Windows Server 2008 can use AES 128 encryption for Kerberos. Therefore, it generates an additional AES 128 hash.
Windows Server 2008 now uses Password-Based Key Derivation Function (PBKDF2) to protect cached logon information.
These changes account for the differences in logon times, and they are by design. The following table lists the multiplier that you can use to estimate the time that is required to authenticate an interactive or network logon using the new encryption algorithms compared to Windows Server 2003 using NTLM.
Protocol |
Multiplier compared to Windows Server 2003 logon using NTLM |
AES 128 |
2 |
AES 256 (Default for noncached logons) |
4 |
PBKDF2 (Default for cached logons) |
5 |
The more secure algorithms proportionally increase the time that is required to authenticate an interactive or network logon. The time that is required to run logon scripts or load user profiles or the user desktop is not affected. Typically, individual users will not notice the additional authentication time. The difference is observable when benchmarking tools are used to compare interactive and network logon throughput between Windows Server 2008 domain controllers and Windows Server 2003 domain controllers
Read-only domain controller and Kerberos authentication
Windows Vista includes new Kerberos authentication protocol features to further protect a Windows Server 2008 domain controller that is physically located in a branch office. With the read-only domain controller (RODC), the KDC issues TGTs to branch users only and forwards other requests to the hub domain controller.

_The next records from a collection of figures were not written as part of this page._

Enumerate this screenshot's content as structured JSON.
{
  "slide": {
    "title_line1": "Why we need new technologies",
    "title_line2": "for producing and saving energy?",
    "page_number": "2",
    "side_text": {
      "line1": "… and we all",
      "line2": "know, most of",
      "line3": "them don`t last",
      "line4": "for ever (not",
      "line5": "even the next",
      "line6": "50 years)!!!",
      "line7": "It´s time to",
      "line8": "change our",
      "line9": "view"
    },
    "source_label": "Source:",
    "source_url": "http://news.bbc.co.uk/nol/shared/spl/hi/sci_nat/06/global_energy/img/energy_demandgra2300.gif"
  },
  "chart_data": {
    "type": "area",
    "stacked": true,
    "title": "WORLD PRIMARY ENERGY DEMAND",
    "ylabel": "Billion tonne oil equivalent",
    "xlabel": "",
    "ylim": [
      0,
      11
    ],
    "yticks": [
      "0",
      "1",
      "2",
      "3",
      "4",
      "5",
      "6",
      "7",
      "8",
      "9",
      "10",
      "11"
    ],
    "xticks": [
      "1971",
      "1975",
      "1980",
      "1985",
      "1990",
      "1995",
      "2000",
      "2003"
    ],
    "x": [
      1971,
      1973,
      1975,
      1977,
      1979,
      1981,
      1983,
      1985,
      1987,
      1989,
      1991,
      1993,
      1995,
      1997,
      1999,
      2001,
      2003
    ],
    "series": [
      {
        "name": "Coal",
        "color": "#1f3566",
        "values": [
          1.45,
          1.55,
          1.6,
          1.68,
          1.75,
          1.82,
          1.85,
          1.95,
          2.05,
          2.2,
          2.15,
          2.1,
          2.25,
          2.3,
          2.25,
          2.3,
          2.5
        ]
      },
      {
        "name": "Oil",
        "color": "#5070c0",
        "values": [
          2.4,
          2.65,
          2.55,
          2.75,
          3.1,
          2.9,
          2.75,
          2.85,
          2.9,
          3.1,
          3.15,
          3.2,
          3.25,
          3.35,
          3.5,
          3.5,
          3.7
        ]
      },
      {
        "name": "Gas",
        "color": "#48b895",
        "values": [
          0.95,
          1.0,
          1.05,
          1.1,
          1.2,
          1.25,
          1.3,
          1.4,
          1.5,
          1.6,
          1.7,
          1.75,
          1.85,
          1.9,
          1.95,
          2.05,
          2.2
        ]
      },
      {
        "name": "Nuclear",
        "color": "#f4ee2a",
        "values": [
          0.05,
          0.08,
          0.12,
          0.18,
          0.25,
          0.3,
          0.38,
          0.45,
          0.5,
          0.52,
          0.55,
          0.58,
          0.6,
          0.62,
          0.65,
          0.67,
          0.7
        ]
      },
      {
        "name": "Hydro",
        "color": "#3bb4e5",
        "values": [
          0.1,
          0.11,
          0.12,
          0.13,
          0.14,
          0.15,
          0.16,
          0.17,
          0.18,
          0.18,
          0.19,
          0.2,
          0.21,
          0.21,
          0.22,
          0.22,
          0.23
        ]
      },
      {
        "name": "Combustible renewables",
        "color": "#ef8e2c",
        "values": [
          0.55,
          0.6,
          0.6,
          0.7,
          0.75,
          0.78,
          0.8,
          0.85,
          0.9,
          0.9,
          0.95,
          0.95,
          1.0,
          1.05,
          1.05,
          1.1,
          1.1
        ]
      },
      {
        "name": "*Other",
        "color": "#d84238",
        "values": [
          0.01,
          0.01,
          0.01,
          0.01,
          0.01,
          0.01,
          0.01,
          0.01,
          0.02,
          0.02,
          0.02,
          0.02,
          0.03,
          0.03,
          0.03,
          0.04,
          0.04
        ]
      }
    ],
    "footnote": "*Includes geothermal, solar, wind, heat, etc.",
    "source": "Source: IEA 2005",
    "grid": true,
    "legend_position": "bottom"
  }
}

In the Windows implementation, the keys used to create TGTs are derived from the password of the krbtgt account. This account and its password are typically replicated to every domain controller in the domain. In the branch office scenario, the risk of theft or unauthorized access to the local domain controller—and therefore the security of the krbtgt account—is typically greater. To mitigate this risk, the RODC has a unique krbtgt account that does not have all of the capabilities of a standard krbtgt account on a standard domain controller. If the RODC is compromised, the scope of the breach in regards to the krbtgt account information is limited to that RODC, not the other KDCs.